Dr. Sonam Chawla
Jaypee Institute of Information Technology , Sector 62, NOIDA, Uttar Pradesh-201309, India
The Matilda Effect refers to the historical and ongoing tendency to overlook, undervalue, or deny the contributions of women in various fields, particularly in science, while attributing similar ideas or accomplishments to their male counterparts. The term “Matilda Effect” was coined by science historian Margaret Rossiter in 1993, and it takes its name from suffragist and women’s rights advocate Matilda Joslyn Gage.
The Matilda effect highlights the systemic biases and gender discrimination that have affected the recognition and visibility of women’s achievements throughout history. Some prime examples of the Matilda Effect include cases where women’s work was ignored, downplayed, or credited to male colleagues. A notably prominent case is that of female scientist Rosalind Franklin, who played a critical role in the discovery of the DNA double helix. She was a British biophysicist and chemist who made significant contributions to the understanding of the molecular structure of DNA, RNA, viruses, coal, and graphite. Her X-ray crystallography work played a crucial role in determining the helical structure of DNA.

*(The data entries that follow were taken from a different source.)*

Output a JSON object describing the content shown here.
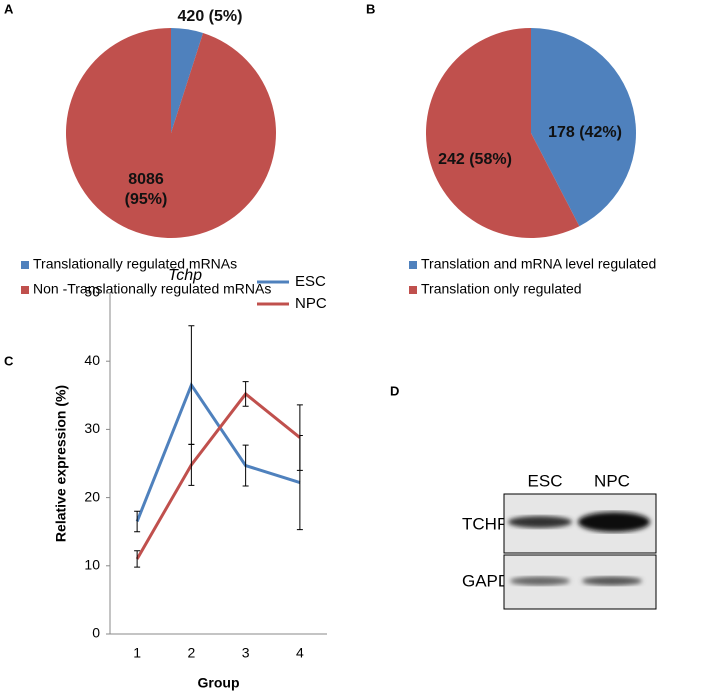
{
  "chart_data": [
    {
      "type": "pie",
      "panel": "A",
      "categories": [
        "Translationally regulated mRNAs",
        "Non -Translationally regulated mRNAs"
      ],
      "values": [
        420,
        8086
      ],
      "value_labels": [
        "420 (5%)",
        "8086 (95%)"
      ],
      "colors": [
        "#4f81bd",
        "#c0504d"
      ]
    },
    {
      "type": "pie",
      "panel": "B",
      "categories": [
        "Translation and mRNA level regulated",
        "Translation only regulated"
      ],
      "values": [
        178,
        242
      ],
      "value_labels": [
        "178 (42%)",
        "242 (58%)"
      ],
      "colors": [
        "#4f81bd",
        "#c0504d"
      ]
    },
    {
      "type": "line",
      "panel": "C",
      "title": "Tchp",
      "x_label": "Group",
      "y_label": "Relative expression  (%)",
      "categories": [
        "1",
        "2",
        "3",
        "4"
      ],
      "series": [
        {
          "name": "ESC",
          "color": "#4f81bd",
          "values": [
            16.5,
            36.5,
            24.7,
            22.2
          ],
          "errors": [
            1.5,
            8.7,
            3.0,
            6.9
          ]
        },
        {
          "name": "NPC",
          "color": "#c0504d",
          "values": [
            11,
            24.8,
            35.2,
            28.8
          ],
          "errors": [
            1.2,
            3.0,
            1.8,
            4.8
          ]
        }
      ],
      "ylim": [
        0,
        50
      ],
      "yticks": [
        0,
        10,
        20,
        30,
        40,
        50
      ],
      "legend": "upper right"
    }
  ],
  "blot": {
    "panel": "D",
    "lanes": [
      "ESC",
      "NPC"
    ],
    "rows": [
      "TCHP",
      "GAPDH"
    ]
  }
}
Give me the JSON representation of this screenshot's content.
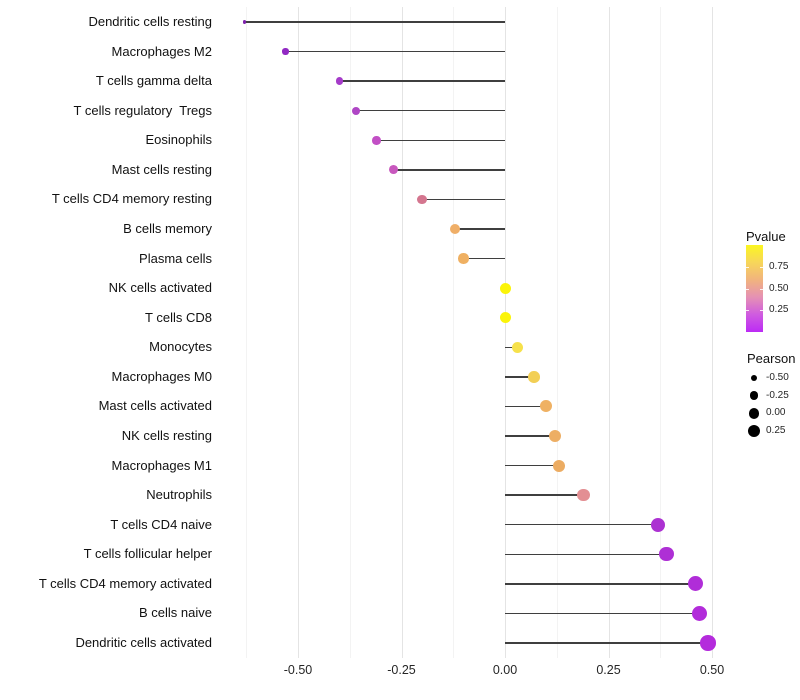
{
  "chart_data": {
    "type": "lollipop",
    "title": "",
    "xlabel": "",
    "ylabel": "",
    "x_ticks": [
      "-0.50",
      "-0.25",
      "0.00",
      "0.25",
      "0.50"
    ],
    "x_tick_values": [
      -0.5,
      -0.25,
      0.0,
      0.25,
      0.5
    ],
    "xlim": [
      -0.688,
      0.543
    ],
    "grid": "vertical-major-and-minor",
    "rows": [
      {
        "label": "Dendritic cells resting",
        "pearson": -0.63,
        "color": "#7e22ac",
        "diameter": 3.2
      },
      {
        "label": "Macrophages M2",
        "pearson": -0.53,
        "color": "#9129c3",
        "diameter": 6.2
      },
      {
        "label": "T cells gamma delta",
        "pearson": -0.4,
        "color": "#a53bc9",
        "diameter": 7.6
      },
      {
        "label": "T cells regulatory  Tregs",
        "pearson": -0.36,
        "color": "#af46c5",
        "diameter": 8.0
      },
      {
        "label": "Eosinophils",
        "pearson": -0.31,
        "color": "#c24fc5",
        "diameter": 8.5
      },
      {
        "label": "Mast cells resting",
        "pearson": -0.27,
        "color": "#c858be",
        "diameter": 8.9
      },
      {
        "label": "T cells CD4 memory resting",
        "pearson": -0.2,
        "color": "#d4768f",
        "diameter": 9.5
      },
      {
        "label": "B cells memory",
        "pearson": -0.12,
        "color": "#efae67",
        "diameter": 10.1
      },
      {
        "label": "Plasma cells",
        "pearson": -0.1,
        "color": "#efb062",
        "diameter": 10.3
      },
      {
        "label": "NK cells activated",
        "pearson": 0.0,
        "color": "#fbf408",
        "diameter": 11.0
      },
      {
        "label": "T cells CD8",
        "pearson": 0.0,
        "color": "#fbf408",
        "diameter": 11.0
      },
      {
        "label": "Monocytes",
        "pearson": 0.03,
        "color": "#f6e14b",
        "diameter": 11.3
      },
      {
        "label": "Macrophages M0",
        "pearson": 0.07,
        "color": "#f2cf55",
        "diameter": 11.6
      },
      {
        "label": "Mast cells activated",
        "pearson": 0.1,
        "color": "#efb163",
        "diameter": 11.9
      },
      {
        "label": "NK cells resting",
        "pearson": 0.12,
        "color": "#edae64",
        "diameter": 12.0
      },
      {
        "label": "Macrophages M1",
        "pearson": 0.13,
        "color": "#ecac62",
        "diameter": 12.1
      },
      {
        "label": "Neutrophils",
        "pearson": 0.19,
        "color": "#e38f93",
        "diameter": 12.6
      },
      {
        "label": "T cells CD4 naive",
        "pearson": 0.37,
        "color": "#ac31d2",
        "diameter": 14.0
      },
      {
        "label": "T cells follicular helper",
        "pearson": 0.39,
        "color": "#ae2fd5",
        "diameter": 14.2
      },
      {
        "label": "T cells CD4 memory activated",
        "pearson": 0.46,
        "color": "#b02dd8",
        "diameter": 15.0
      },
      {
        "label": "B cells naive",
        "pearson": 0.47,
        "color": "#b22cda",
        "diameter": 15.1
      },
      {
        "label": "Dendritic cells activated",
        "pearson": 0.49,
        "color": "#b42bdc",
        "diameter": 15.5
      }
    ],
    "legend": {
      "pvalue": {
        "title": "Pvalue",
        "tick_labels": [
          "0.75",
          "0.50",
          "0.25"
        ],
        "tick_values": [
          0.75,
          0.5,
          0.25
        ],
        "bar_range_top_to_bottom": [
          1.0,
          0.0
        ],
        "gradient_top_to_bottom": [
          "#fbf621",
          "#f7d65a",
          "#f1b37e",
          "#e591b4",
          "#cf5be0",
          "#bc2bf5"
        ]
      },
      "pearson": {
        "title": "Pearson",
        "items": [
          {
            "label": "-0.50",
            "diameter": 6.7
          },
          {
            "label": "-0.25",
            "diameter": 8.7
          },
          {
            "label": "0.00",
            "diameter": 10.7
          },
          {
            "label": "0.25",
            "diameter": 12.0
          }
        ]
      }
    }
  },
  "colors": {
    "background": "#ffffff",
    "stick": "#3f3f3f",
    "grid_major": "#e4e4e4",
    "grid_minor": "#f3f3f3",
    "axis_text": "#262626",
    "label_text": "#111111",
    "legend_dot": "#000000"
  }
}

However, Franklin’s contributions were often overshadowed and downplayed during her lifetime. Her colleague Maurice Wilkins showed her X-ray photographs to James Watson and Francis Crick, who used this information to build their famous model of the DNA double helix. Despite her essential role in providing key data, Franklin was not given due credit when Watson and Crick published their groundbreaking paper in 1953.
This case of the Matilda Effect became more apparent when Watson and Crick received the Nobel Prize in Physiology or Medicine in 1962 for their DNA model, while Franklin was not included. It wasn’t until later that Franklin’s work gained more recognition for its significance in the discovery of DNA’s structure. In recent years, efforts have been made to highlight her contributions and to acknowledge the biases that led to the Matilda Effect in her case and in the broader scientific community.
With the proposition of 17 United Nations Sustainable Development Goals the world is trying to balance opportunities and growth for all, and hence the SDG5, or Sustainable Development Goal 5 is a crucial step to once and for all get rid of Matilda Effect. SDG 5 focuses on achieving gender equality and empowering all women and girls. Achievement of SDG5 can facilitate eliminating historical and ongoing gender biases/discrimination that have hindered women’s recognition and participation in various fields, including science, technology, engineering, and mathematics. UN and several other social scientists projected global attainment of SDG 5 by the year 2030.
However, the latest data suggests that India, including other Eastern and South East Asian Countries have made no significant progress towards attaining SDG 5. A few issues that need to be addressed by the global STEM community to can pave the way for attainment of SDG5 are:
- Underrepresentation in Authorship: Women are often underrepresented as first authors or senior authors in scientific publications, which impacts their visibility and recognition for their contributions.
- Citation Disparities: Studies have shown that papers authored by women are cited less frequently than those authored by men. This citation bias can contribute to a lack of recognition for women’s work.
- Implicit Bias: Implicit biases affect how people evaluate the contributions of scientists. These biases can lead to women’s work being perceived as less significant or impactful, even when the quality is comparable to that of male scientists.
- Visibility and Awards: Women scientists tend to receive fewer prestigious awards and honors compared to their male counterparts, which can further perpetuate the gender gap in recognition and influence.
- Institutional Factors: Structural and systemic issues within academic and research institutions can contribute to gender disparities in recognition. These include biased promotion and tenure processes, lack of representation in decision-making roles, and unequal resource allocation.
- Cumulative Disadvantage: Gender disparities in recognition and credit accumulate over time, affecting career trajectories and opportunities for advancement.
- Intersectionality: The impact of gender disparities can be compounded when considering other factors like race, ethnicity, child bearing, family responsibilities and other forms of marginalization.
The author endorses systemic changes in academia and science to address gender disparities in recognition, credit, and overall representation to get rid of Matilda Effect and achieve SDG5 as soon as possible. It is imperative that we create an environment for our coming generations where all scientists are acknowledged and valued for their contributions, regardless of their gender.
Some notable works that can be referred for interested readers are:
- Ross MB, Glennon BM, Murciano-Goroff R, Berkes EG, Weinberg BA, Lane JI. Women are credited less in science than men. Nature. 2022 Aug;608(7921):135-145. doi: 10.1038/s41586-022-04966-w. Epub 2022 Jun 22. PMID: 35732238; PMCID: PMC9352587.
- Patel SR, St Pierre F, Velazquez AI, Ananth S, Durani U, Anampa-Guzmán A, Castillo K, Dhawan N, Oxentenko AS, Duma N. The Matilda Effect: Underrecognition of Women in Hematology and Oncology Awards. Oncologist. 2021 Sep;26(9):779-786. doi: 10.1002/onco.13871. Epub 2021 Jul 9. PMID: 34157172; PMCID: PMC8417845.